Almost one in three Dutch households now have solar panels on their roofs, according to grid management company Netbeheer Nederland. In total, Dutch homes now have 2.6 million panels, a rise of 600,000 from a year ago, Netbeheer said.
Last year’s rise follows a 30% increase in 2022 which was prompted by soaring energy prices. However, sales slowed in the second half of last year and it could be that the market is slowly becoming saturated, Netbeheer said.
Between 30% and 40% of the electricity generated via panels is used in the home where the panels are located and the rest flows back to the national grid. But the sheer volume is now causing problems, leading the government to suggest phasing out the tax break on solar power and to some energy firms charging customers for the service.
Netbeheer Nederland is also calling for the tax break to go. “It would be better to stimulate households to use more power when a lot is being generated,” director Hans-Peter Oskam said. This would mean, he said, that people should, for example, charge their electric cars when the sun is shining.
Earlier this week it emerged that the shortage of electricity grid capacity threatens to be an increasing problem for households as well as industry and new investment is needed to stop power cuts.

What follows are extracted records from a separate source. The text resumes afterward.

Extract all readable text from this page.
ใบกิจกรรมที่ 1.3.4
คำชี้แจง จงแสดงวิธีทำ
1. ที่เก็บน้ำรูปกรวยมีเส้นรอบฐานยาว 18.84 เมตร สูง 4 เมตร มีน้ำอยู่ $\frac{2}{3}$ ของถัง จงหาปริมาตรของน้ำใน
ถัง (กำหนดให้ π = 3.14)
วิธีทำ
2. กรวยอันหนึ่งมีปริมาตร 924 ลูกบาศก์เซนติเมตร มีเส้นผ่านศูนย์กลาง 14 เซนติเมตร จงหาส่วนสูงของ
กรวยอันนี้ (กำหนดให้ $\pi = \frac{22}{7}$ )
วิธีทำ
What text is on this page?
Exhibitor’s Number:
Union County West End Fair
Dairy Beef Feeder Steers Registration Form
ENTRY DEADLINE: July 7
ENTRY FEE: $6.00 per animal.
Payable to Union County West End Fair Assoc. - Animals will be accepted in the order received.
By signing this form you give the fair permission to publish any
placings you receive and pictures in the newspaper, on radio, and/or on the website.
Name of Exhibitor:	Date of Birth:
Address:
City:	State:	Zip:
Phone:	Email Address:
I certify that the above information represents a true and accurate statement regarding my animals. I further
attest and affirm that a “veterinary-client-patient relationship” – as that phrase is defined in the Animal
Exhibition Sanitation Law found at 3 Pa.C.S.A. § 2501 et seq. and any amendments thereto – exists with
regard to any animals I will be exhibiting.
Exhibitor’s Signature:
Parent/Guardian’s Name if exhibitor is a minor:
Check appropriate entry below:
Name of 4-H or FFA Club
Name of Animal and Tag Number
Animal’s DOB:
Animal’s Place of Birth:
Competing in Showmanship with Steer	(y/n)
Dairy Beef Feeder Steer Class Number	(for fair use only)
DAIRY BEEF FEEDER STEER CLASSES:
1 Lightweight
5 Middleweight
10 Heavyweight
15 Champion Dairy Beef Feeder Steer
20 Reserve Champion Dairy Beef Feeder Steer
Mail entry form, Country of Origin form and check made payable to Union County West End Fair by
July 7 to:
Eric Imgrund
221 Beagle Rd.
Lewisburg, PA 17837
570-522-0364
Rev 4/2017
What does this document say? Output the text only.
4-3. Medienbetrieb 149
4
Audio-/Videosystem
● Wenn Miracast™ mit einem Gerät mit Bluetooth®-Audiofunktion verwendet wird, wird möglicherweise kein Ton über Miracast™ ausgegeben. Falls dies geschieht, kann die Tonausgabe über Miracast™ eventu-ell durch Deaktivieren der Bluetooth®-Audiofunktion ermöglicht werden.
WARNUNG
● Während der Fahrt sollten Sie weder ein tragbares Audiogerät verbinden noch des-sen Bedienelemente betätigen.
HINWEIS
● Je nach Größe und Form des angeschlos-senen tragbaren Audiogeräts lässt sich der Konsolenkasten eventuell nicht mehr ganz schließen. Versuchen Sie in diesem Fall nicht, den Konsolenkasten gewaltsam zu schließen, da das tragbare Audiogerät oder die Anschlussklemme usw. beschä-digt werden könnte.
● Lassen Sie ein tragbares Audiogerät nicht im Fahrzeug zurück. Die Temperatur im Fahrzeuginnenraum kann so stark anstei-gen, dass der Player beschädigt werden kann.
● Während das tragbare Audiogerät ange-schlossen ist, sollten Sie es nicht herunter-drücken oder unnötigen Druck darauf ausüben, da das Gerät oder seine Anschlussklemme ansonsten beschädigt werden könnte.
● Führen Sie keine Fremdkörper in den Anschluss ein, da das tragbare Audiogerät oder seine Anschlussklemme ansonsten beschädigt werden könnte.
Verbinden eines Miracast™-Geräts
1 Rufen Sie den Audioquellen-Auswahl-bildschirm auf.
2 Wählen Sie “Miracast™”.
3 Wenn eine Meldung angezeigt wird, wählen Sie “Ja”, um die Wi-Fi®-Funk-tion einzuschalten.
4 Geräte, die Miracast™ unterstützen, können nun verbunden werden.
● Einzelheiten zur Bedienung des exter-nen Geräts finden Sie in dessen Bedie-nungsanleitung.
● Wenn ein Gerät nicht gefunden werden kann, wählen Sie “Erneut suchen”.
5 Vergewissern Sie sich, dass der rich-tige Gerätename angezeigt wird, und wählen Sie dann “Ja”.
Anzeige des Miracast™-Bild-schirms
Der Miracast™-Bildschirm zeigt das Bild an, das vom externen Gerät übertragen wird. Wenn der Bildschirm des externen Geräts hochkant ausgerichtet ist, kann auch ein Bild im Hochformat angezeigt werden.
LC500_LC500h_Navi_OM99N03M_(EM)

The growth in the number of heat pumps, electric cars and solar panels could, in a worst case scenario, lead to problems for 1.5 million households by 2030, climate minister Rob Jetten told MPs in a briefing.
That figure is based on current grid capacity and planned investments should reduce the number of problem households by some 75%. Nevertheless, more needs to be done to make sure the grid is future proof, the economic affairs ministry analysis shows.
RTL Nieuws reported on Monday that Utrecht plans to reduce the capacity of public electric car charging stations between 4 pm and 8 pm when domestic demand is at its height.